3. The grounds on winch the reference is sought for are as narrated in paragraphs 6 to 9 of the application. It is stated that the order passed by the Hon’ble CEGAT is not legal, proper and correct as it is silent about the binding materials and is not correct about the mandatory provisions of filing declaration under rule 57G of the Central Excise Rules. The binding materials are not covered either by rule 57A or 57Q of the Central Excise Rules for extending the benefit, in view of the fact that they are used for fixing the refractory electrical arc furnace and cannot be considered to be used in or in relation to the manufacture of the final product, nor it can be considered as a part of the electrical arc furnace. To get the benefit under rule 57A the binding material must be input first, and then it has to be seen whether it falls under exclusion clause (i) of Explanation to Rule 57A. Further any item used for producing or processing of any goods or bringing about any change in any substance in or in relation to the manufacture of the final products cannot be considered to be inputs for availing Modvat credit under rule 57A. The process or change of process in any manner has to be understood in the wider sense which has been clearly spelt out in the Supreme Court decision in 1991 (55) E.L.T. 444 in the case of CCE v. Rajasthan State Chemical Works. In 1988 (36) E.L.T. 201 in the case of Doypack Systems Pvt. Ltd. v. UOI the Supreme Court has held that in relation to has a broad expression and its meaning included associated with or in connection. In AIR 1965 1310 in J.K. Cotton Spinning & Weaving Mills. Words in the “manufacture of goods” given in the exclusive clause (1) of explanation to rule 57A is also interpreted. By applying the ratio of the Supreme Court and considering the use of the binding accessories in the lining of refractories and electrical arc furnace, it is not used in or in relation to the manufacture of final product, and as such is not an input. Benefit under rule 57A cannot be extended to it.

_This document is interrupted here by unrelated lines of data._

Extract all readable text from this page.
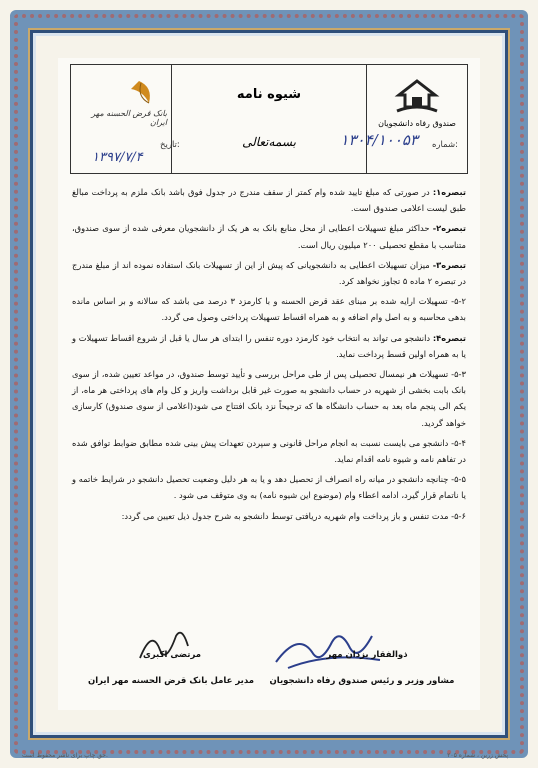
صندوق رفاه دانشجویان
شیوه نامه
بسمه‌تعالی
بانک قرض الحسنه مهر ایران
شماره:
۱۳۰۴/۱۰۰۵۳
تاریخ:
۱۳۹۷/۷/۴

تبصره۱: در صورتی که مبلغ تایید شده وام کمتر از سقف مندرج در جدول فوق باشد بانک ملزم به پرداخت مبالغ طبق لیست اعلامی صندوق است.

تبصره۲- حداکثر مبلغ تسهیلات اعطایی از محل منابع بانک به هر یک از دانشجویان معرفی شده از سوی صندوق، متناسب با مقطع تحصیلی ۲۰۰ میلیون ریال است.

تبصره۳- میزان تسهیلات اعطایی به دانشجویانی که پیش از این از تسهیلات بانک استفاده نموده اند از مبلغ مندرج در تبصره ۲ ماده ۵ تجاوز نخواهد کرد.

۵-۲- تسهیلات ارایه شده بر مبنای عقد قرض الحسنه و با کارمزد ۳ درصد می باشد که سالانه و بر اساس مانده بدهی محاسبه و به اصل وام اضافه و به همراه اقساط تسهیلات پرداختی وصول می گردد.

تبصره۴: دانشجو می تواند به انتخاب خود کارمزد دوره تنفس را ابتدای هر سال یا قبل از شروع اقساط تسهیلات و یا به همراه اولین قسط پرداخت نماید.

۵-۳- تسهیلات هر نیمسال تحصیلی پس از طی مراحل بررسی و تأیید توسط صندوق، در مواعد تعیین شده، از سوی بانک بابت بخشی از شهریه در حساب دانشجو به صورت غیر قابل برداشت واریز و کل وام های پرداختی هر ماه، از یکم الی پنجم ماه بعد به حساب دانشگاه ها که ترجیحاً نزد بانک افتتاح می شود(اعلامی از سوی صندوق) کارسازی خواهد گردید.

۵-۴- دانشجو می بایست نسبت به انجام مراحل قانونی و سپردن تعهدات پیش بینی شده مطابق ضوابط توافق شده در تفاهم نامه و شیوه نامه اقدام نماید.

۵-۵- چنانچه دانشجو در میانه راه انصراف از تحصیل دهد و یا به هر دلیل وضعیت تحصیل دانشجو در شرایط خاتمه و یا ناتمام قرار گیرد، ادامه اعطاء وام (موضوع این شیوه نامه) به وی متوقف می شود .

۵-۶- مدت تنفس و باز پرداخت وام شهریه دریافتی توسط دانشجو به شرح جدول ذیل تعیین می گردد:

ذوالفقار یزدان مهر
مشاور وزیر و رئیس صندوق رفاه دانشجویان
مرتضی اکبری
مدیر عامل بانک قرض الحسنه مهر ایران
پخش زرین ، شماره ۲۰۵
حق چاپ برای ناشر محفوظ است.
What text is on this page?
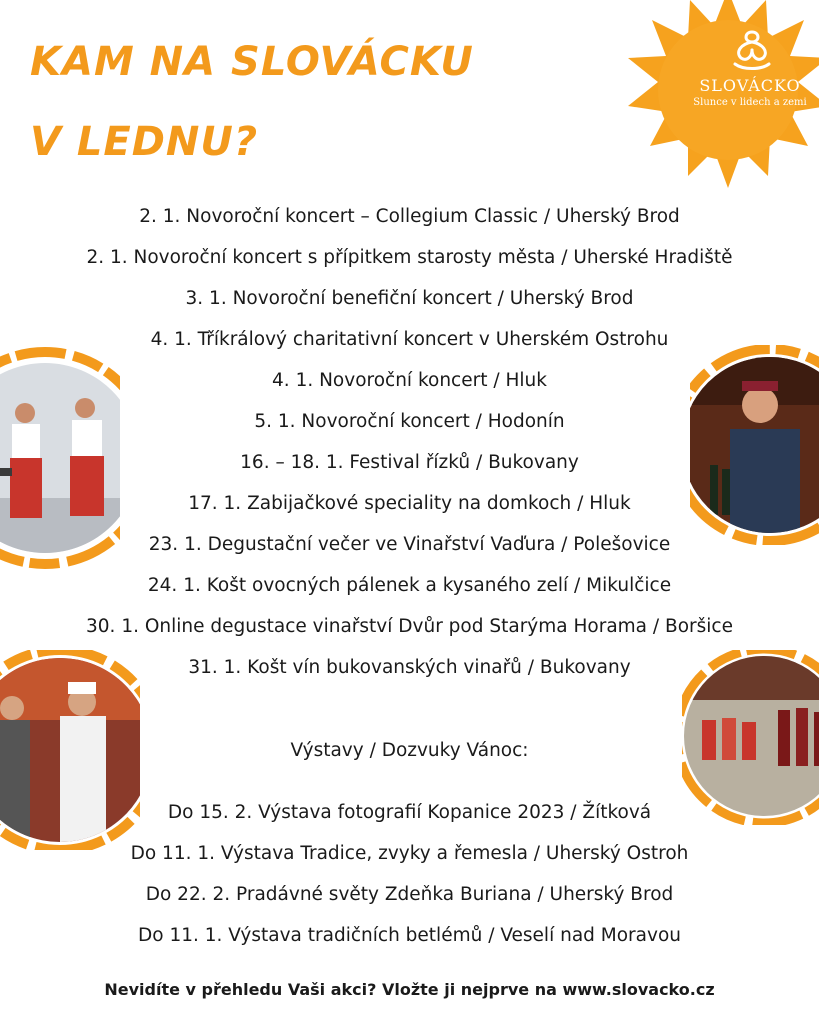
KAM NA SLOVÁCKU
V LEDNU?
SLOVÁCKO
Slunce v lidech a zemi
2. 1. Novoroční koncert – Collegium Classic / Uherský Brod
2. 1. Novoroční koncert s přípitkem starosty města / Uherské Hradiště
3. 1. Novoroční benefiční koncert / Uherský Brod
4. 1. Tříkrálový charitativní koncert v Uherském Ostrohu
4. 1. Novoroční koncert / Hluk
5. 1. Novoroční koncert / Hodonín
16. – 18. 1. Festival řízků / Bukovany
17. 1. Zabijačkové speciality na domkoch / Hluk
23. 1. Degustační večer ve Vinařství Vaďura / Polešovice
24. 1. Košt ovocných pálenek a kysaného zelí / Mikulčice
30. 1. Online degustace vinařství Dvůr pod Starýma Horama / Boršice
31. 1. Košt vín bukovanských vinařů / Bukovany
Výstavy / Dozvuky Vánoc:
Do 15. 2. Výstava fotografií Kopanice 2023 / Žítková
Do 11. 1. Výstava Tradice, zvyky a řemesla / Uherský Ostroh
Do 22. 2. Pradávné světy Zdeňka Buriana / Uherský Brod
Do 11. 1. Výstava tradičních betlémů / Veselí nad Moravou
Nevidíte v přehledu Vaši akci? Vložte ji nejprve na www.slovacko.cz
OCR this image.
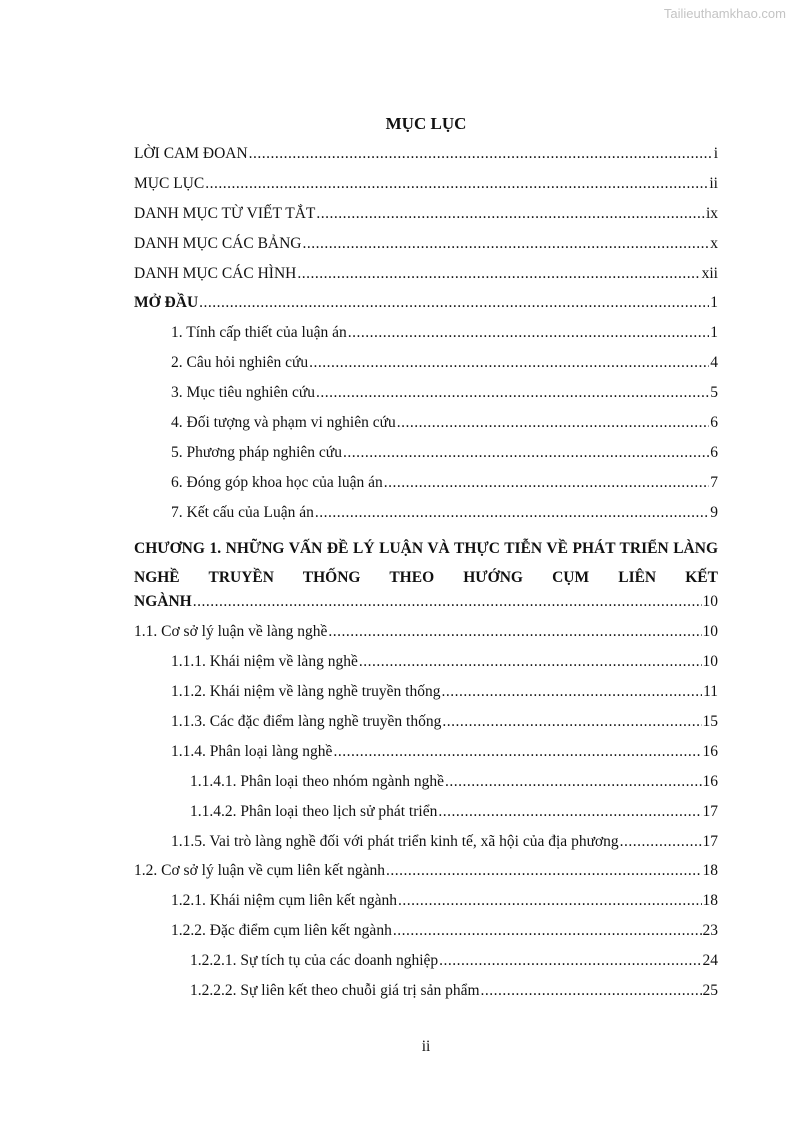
Tailieuthamkhao.com
MỤC LỤC
LỜI CAM ĐOAN .....	i
MỤC LỤC .....	ii
DANH MỤC TỪ VIẾT TẮT .....	ix
DANH MỤC CÁC BẢNG .....	x
DANH MỤC CÁC HÌNH .....	xii
MỞ ĐẦU .....	1
1. Tính cấp thiết của luận án .....	1
2. Câu hỏi nghiên cứu .....	4
3. Mục tiêu nghiên cứu .....	5
4. Đối tượng và phạm vi nghiên cứu .....	6
5. Phương pháp nghiên cứu .....	6
6. Đóng góp khoa học của luận án .....	7
7. Kết cấu của Luận án .....	9
CHƯƠNG 1. NHỮNG VẤN ĐỀ LÝ LUẬN VÀ THỰC TIỄN VỀ PHÁT TRIỂN LÀNG NGHỀ TRUYỀN THỐNG THEO HƯỚNG CỤM LIÊN KẾT
NGÀNH .....	10
1.1. Cơ sở lý luận về làng nghề .....	10
1.1.1. Khái niệm về làng nghề .....	10
1.1.2. Khái niệm về làng nghề truyền thống .....	11
1.1.3. Các đặc điểm làng nghề truyền thống .....	15
1.1.4. Phân loại làng nghề .....	16
1.1.4.1. Phân loại theo nhóm ngành nghề .....	16
1.1.4.2. Phân loại theo lịch sử phát triển .....	17
1.1.5. Vai trò làng nghề đối với phát triển kinh tế, xã hội của địa phương .....	17
1.2. Cơ sở lý luận về cụm liên kết ngành .....	18
1.2.1. Khái niệm cụm liên kết ngành .....	18
1.2.2. Đặc điểm cụm liên kết ngành .....	23
1.2.2.1. Sự tích tụ của các doanh nghiệp .....	24
1.2.2.2. Sự liên kết theo chuỗi giá trị sản phẩm .....	25
ii
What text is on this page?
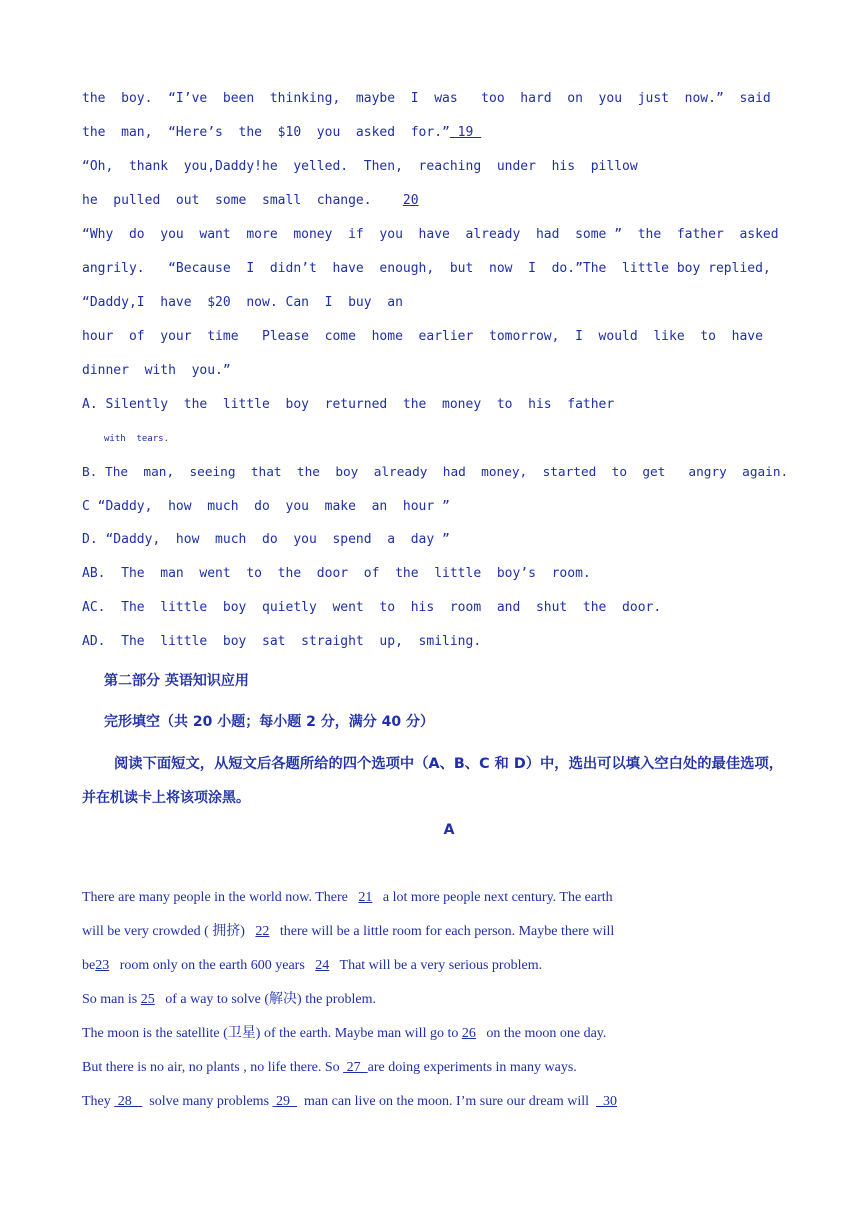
the  boy.  “I’ve  been  thinking,  maybe  I  was   too  hard  on  you  just  now.”  said
the  man,  “Here’s  the  $10  you  asked  for.” 19
“Oh,  thank  you,Daddy!he  yelled.  Then,  reaching  under  his  pillow
he  pulled  out  some  small  change.    20
“Why  do  you  want  more  money  if  you  have  already  had  some ”  the  father  asked
angrily.   “Because  I  didn’t  have  enough,  but  now  I  do.”The  little boy replied,
“Daddy,I  have  $20  now. Can  I  buy  an
hour  of  your  time   Please  come  home  earlier  tomorrow,  I  would  like  to  have
dinner  with  you.”
A. Silently  the  little  boy  returned  the  money  to  his  father
with  tears.
B. The  man,  seeing  that  the  boy  already  had  money,  started  to  get   angry  again.
C “Daddy,  how  much  do  you  make  an  hour ”
D. “Daddy,  how  much  do  you  spend  a  day ”
AB.  The  man  went  to  the  door  of  the  little  boy’s  room.
AC.  The  little  boy  quietly  went  to  his  room  and  shut  the  door.
AD.  The  little  boy  sat  straight  up,  smiling.
第二部分 英语知识应用
完形填空（共 20 小题；每小题 2 分，满分 40 分）
阅读下面短文，从短文后各题所给的四个选项中（A、B、C 和 D）中，选出可以填入空白处的最佳选项，
并在机读卡上将该项涂黑。
A
There are many people in the world now. There   21   a lot more people next century. The earth
will be very crowded ( 拥挤)   22   there will be a little room for each person. Maybe there will
be23   room only on the earth 600 years   24   That will be a very serious problem.
So man is 25   of a way to solve (解决) the problem.
The moon is the satellite (卫星) of the earth. Maybe man will go to 26   on the moon one day.
But there is no air, no plants , no life there. So  27  are doing experiments in many ways.
They  28     solve many problems  29    man can live on the moon. I’m sure our dream will    30
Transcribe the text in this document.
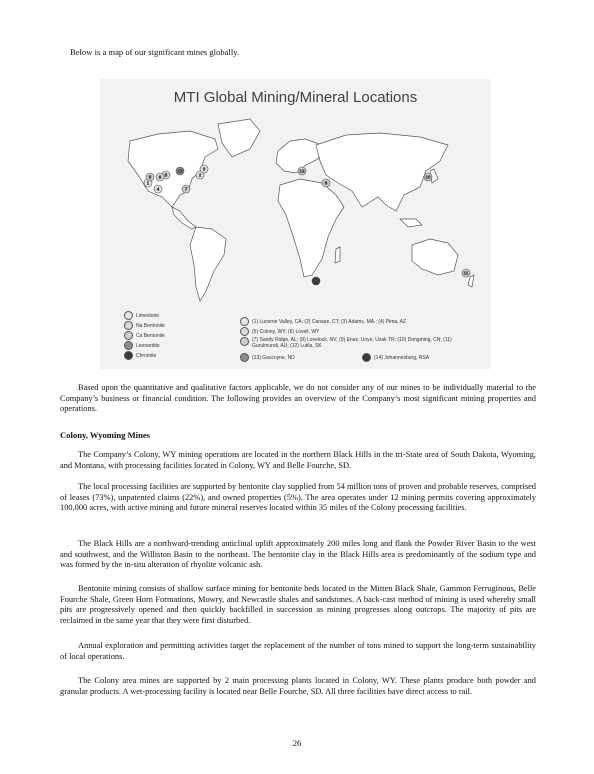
Below is a map of our significant mines globally.

MTI Global Mining/Mineral Locations
1
2
3
4
5
6
7
8
9
10
11
12
13
14
Limestone
Na Bentonite
Ca Bentonite
Leonardite
Chromite
(1) Lucerne Valley, CA; (2) Canaan, CT; (3) Adams, MA.; (4) Pima, AZ
(5) Colony, WY; (6) Lovell, WY
(7) Sandy Ridge, AL; (8) Lovelock, NV; (9) Enez, Unye, Usak TR; (10) Dongming, CN; (11) Gurulmundi, AU; (12) Lutila, SK
(13) Gascoyne, ND	(14) Johannesburg, RSA

Based upon the quantitative and qualitative factors applicable, we do not consider any of our mines to be individually material to the Company’s business or financial condition. The following provides an overview of the Company’s most significant mining properties and operations.

Colony, Wyoming Mines

The Company’s Colony, WY mining operations are located in the northern Black Hills in the tri-State area of South Dakota, Wyoming, and Montana, with processing facilities located in Colony, WY and Belle Fourche, SD.

The local processing facilities are supported by bentonite clay supplied from 54 million tons of proven and probable reserves, comprised of leases (73%), unpatented claims (22%), and owned properties (5%). The area operates under 12 mining permits covering approximately 100,000 acres, with active mining and future mineral reserves located within 35 miles of the Colony processing facilities.

The Black Hills are a northward-trending anticlinal uplift approximately 200 miles long and flank the Powder River Basin to the west and southwest, and the Williston Basin to the northeast. The bentonite clay in the Black Hills area is predominantly of the sodium type and was formed by the in-situ alteration of rhyolite volcanic ash.

Bentonite mining consists of shallow surface mining for bentonite beds located in the Mitten Black Shale, Gammon Ferruginous, Belle Fourche Shale, Green Horn Formations, Mowry, and Newcastle shales and sandstones. A back-cast method of mining is used whereby small pits are progressively opened and then quickly backfilled in succession as mining progresses along outcrops. The majority of pits are reclaimed in the same year that they were first disturbed.

Annual exploration and permitting activities target the replacement of the number of tons mined to support the long-term sustainability of local operations.

The Colony area mines are supported by 2 main processing plants located in Colony, WY. These plants produce both powder and granular products. A wet-processing facility is located near Belle Fourche, SD. All three facilities have direct access to rail.

26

4. The Hon’ble Tribunal is not correct in holding that the assessee could not have filed declaration under rule 57G(1). There is nothing to prevent them from filing the same. The Modvat procedure is an optional one and the party is to follow the law before availing of the same by filing the declaration. The Modvat provision nowhere allows the benefit with retrospective effect. The filing of declaration is mandatory one as per the decision of the Tribunal in 1990 (48) E.L.T 279 in the case of Tata Oil Mills and 1994 (74) E.L.T. 752 in the case of Indian Paper Pulp v. CCE. The party having failed to comply with the legal requirement in availing Modvat credit under rule 57A by not following the required declaration under rule 57G before availing the Modvat credit, the benefit under rule 57A cannot be extended on refractories, binding materials. In paragraph 11, it is further stated that apparently the answers to the above two questions arising out of the order are in negative, and hence the Hon’ble Tribunal’s order is not legal, proper and correct and the orders issued by the Commissioner II, Central Excise, Pune, is required to be restored.
5. Perused section 35G(1) of Central Excise Act and the bench order. Heard both sides. Relief sought for by the applicant is not in accordance with the provisions of section 35G(1) of the Central Excise Act. Apart from that, as already narrated above, the department has challenged the bench order about its legality and correctness in the reference application. The department has assertively stated the answers to the above questions are in the negative. So under these circumstances, no reference can be made under section 35G(1) of the Central Excise Act. So the application cannot be allowed and it is rejected.